Mr. Beck's second claim is that his lawyer refused his alleged request to withdraw his guilty plea and instead plead guilty to just one bank robbery and nolo contendere to the others. He says that his lawyer did not explain the consequences of signing a plea agreement. This claim is contrary to Mr. Beck's statements under oath at his guilty plea hearing before Judge Pallmeyer, during which he admitted that he had signed the plea agreement after discussing it with his lawyer and getting answers from his lawyer to all of his questions about plea agreement. See Nov. 16, 2010 Tr. 15-16. Statements such as these "are accorded a presumption of verity," United States v. Schuh, 289 F.3d 968, 975 (7th Cir. 2002) (internal quotation marks omitted), and as such "a defendant is normally bound by the representations he makes to a court during the [plea] colloquy." Hutchings v. United States, 618 F.3d 693, 700 (7th Cir. 2010). In addition, Mr. Beck was not entitled simply to withdraw his guilty plea; he would have had to provide a "fair and just" reason. See United States v. Redmond, 667 F.3d 863, 870 (7th Cir. 2012). Because Mr. Beck provides nothing of the kind in his section 2255 motion, he has not adequately alleged that he was prejudiced by his attorney's alleged failure to carry out his claimed request. Finally, the Court notes that before accepting any sort of a nolo plea from Mr. Beck, the Court would have been required to consider the government's views on the appropriateness of such a plea. See Fed. R. Crim. P. 11(a)(2). Mr. Beck provides no basis to believe that consideration of such a plea would have survived such review.

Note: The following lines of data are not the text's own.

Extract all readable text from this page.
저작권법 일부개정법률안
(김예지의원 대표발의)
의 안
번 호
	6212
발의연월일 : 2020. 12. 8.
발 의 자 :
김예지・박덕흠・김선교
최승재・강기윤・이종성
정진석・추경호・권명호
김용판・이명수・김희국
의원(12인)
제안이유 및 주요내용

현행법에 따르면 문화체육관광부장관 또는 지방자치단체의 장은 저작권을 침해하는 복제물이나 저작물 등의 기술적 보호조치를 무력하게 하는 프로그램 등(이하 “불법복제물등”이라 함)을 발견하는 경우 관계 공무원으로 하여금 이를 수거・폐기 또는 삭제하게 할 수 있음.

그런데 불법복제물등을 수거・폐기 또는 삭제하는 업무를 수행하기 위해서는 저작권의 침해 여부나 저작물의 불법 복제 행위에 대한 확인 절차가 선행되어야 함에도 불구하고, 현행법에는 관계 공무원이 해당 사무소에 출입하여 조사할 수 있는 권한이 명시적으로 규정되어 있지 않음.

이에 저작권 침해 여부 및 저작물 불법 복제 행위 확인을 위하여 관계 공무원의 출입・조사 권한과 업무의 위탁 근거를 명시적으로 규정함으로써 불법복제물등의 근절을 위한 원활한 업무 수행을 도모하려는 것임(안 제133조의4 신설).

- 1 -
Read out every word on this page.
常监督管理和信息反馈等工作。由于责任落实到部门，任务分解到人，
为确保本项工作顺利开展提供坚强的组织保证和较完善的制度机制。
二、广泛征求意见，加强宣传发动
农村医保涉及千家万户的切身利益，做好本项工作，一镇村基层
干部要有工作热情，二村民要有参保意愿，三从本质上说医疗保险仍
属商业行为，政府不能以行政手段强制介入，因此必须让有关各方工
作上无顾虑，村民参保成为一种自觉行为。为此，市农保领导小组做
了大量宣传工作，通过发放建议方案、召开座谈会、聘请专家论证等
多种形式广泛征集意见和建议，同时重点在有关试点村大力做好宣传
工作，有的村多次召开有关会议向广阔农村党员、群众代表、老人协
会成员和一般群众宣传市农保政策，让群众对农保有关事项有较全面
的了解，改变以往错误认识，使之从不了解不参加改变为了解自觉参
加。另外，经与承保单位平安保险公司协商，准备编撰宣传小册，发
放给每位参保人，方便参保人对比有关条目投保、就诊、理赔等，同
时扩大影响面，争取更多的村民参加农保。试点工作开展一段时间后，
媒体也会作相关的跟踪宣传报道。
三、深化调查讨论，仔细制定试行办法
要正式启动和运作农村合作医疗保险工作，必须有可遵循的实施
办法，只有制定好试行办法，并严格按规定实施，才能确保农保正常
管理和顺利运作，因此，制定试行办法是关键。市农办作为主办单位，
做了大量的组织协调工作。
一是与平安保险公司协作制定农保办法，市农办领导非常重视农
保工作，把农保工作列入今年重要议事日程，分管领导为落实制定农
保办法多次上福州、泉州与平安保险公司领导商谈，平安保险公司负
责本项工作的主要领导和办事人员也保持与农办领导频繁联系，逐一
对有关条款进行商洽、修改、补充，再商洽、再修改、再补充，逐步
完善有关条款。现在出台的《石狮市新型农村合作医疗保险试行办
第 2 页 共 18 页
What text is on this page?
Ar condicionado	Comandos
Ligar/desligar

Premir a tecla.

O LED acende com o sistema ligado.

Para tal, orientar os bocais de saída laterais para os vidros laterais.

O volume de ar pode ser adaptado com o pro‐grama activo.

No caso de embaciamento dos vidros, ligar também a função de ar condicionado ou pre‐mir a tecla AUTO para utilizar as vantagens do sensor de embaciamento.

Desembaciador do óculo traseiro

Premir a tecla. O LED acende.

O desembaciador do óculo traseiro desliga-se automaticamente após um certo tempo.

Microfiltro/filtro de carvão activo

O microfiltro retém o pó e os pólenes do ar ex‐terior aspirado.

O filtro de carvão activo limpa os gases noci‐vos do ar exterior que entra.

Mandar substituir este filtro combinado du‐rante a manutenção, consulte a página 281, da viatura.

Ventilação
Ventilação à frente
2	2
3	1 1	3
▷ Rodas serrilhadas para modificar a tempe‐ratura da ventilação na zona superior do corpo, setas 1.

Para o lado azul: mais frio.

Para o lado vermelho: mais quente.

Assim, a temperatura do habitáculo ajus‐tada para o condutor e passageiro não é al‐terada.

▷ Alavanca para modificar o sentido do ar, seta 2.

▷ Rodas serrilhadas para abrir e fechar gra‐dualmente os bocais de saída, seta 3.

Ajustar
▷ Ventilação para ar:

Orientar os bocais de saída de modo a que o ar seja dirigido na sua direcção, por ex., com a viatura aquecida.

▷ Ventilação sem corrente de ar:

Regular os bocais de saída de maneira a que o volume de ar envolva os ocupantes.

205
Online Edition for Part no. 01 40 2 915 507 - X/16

Mr. Beck's third claim is that his lawyer gave him bad advice that his admission to the additional bank robberies would not affect his range under the Sentencing Guidelines. This claim is completely undermined by the text of Mr. Beck's plea agreement. The plea agreement clearly laid out, in detail, his admissions to each of the bank robberies; it stated that he was stipulating to those robberies "for purposes of computing his sentence under Guideline § 1B1.2"; and it described, clearly and in detail, exactly how his admissions to the other robberies affected his Sentencing Guidelines offense level. SeePlea Agr. ¶¶ 7, 7(a)-(j) & 9(b)(iv)-(xiv). As indicated earlier, Mr. Beck admitted under oath at his guilty plea hearing that he had discussed the plea agreement with his lawyer and had gotten answers from his lawyer to any questions he had about the agreement. See Nov. 16, 2010 Tr. 15-16. And in the agreement itself, which Mr. Beck signed, he stated that he understood and accepted the agreement's terms. See Plea Agr. ¶ 30. The Court sentenced Mr. Beck within the advisory Sentencing Guidelines range and did not further enhance the sentence based on the additional robberies. Taken together, these facts undermine Mr. Beck's claim that his lawyer had erroneously led him to believe that the additional robberies would not affect the sentence.

Conclusion

The Court grants defendant's motion to proceed in forma pauperis [dkt. no. 3]. The Court denies defendant's motion for an evidentiary hearing [dkt. no. 5] and terminates as motions two documents that defendant filed in support of his section 2255 motion [dkt. nos. 6 & 7]. The Court also denies defendant's motion for appointment of counsel, because he has not shown that counsel is required to present his claims adequately [dkt. no. 4]. Finally, for the reasons stated above, the Court directs the Clerk to enter judgment dismissing defendant's motion to vacate his sentence.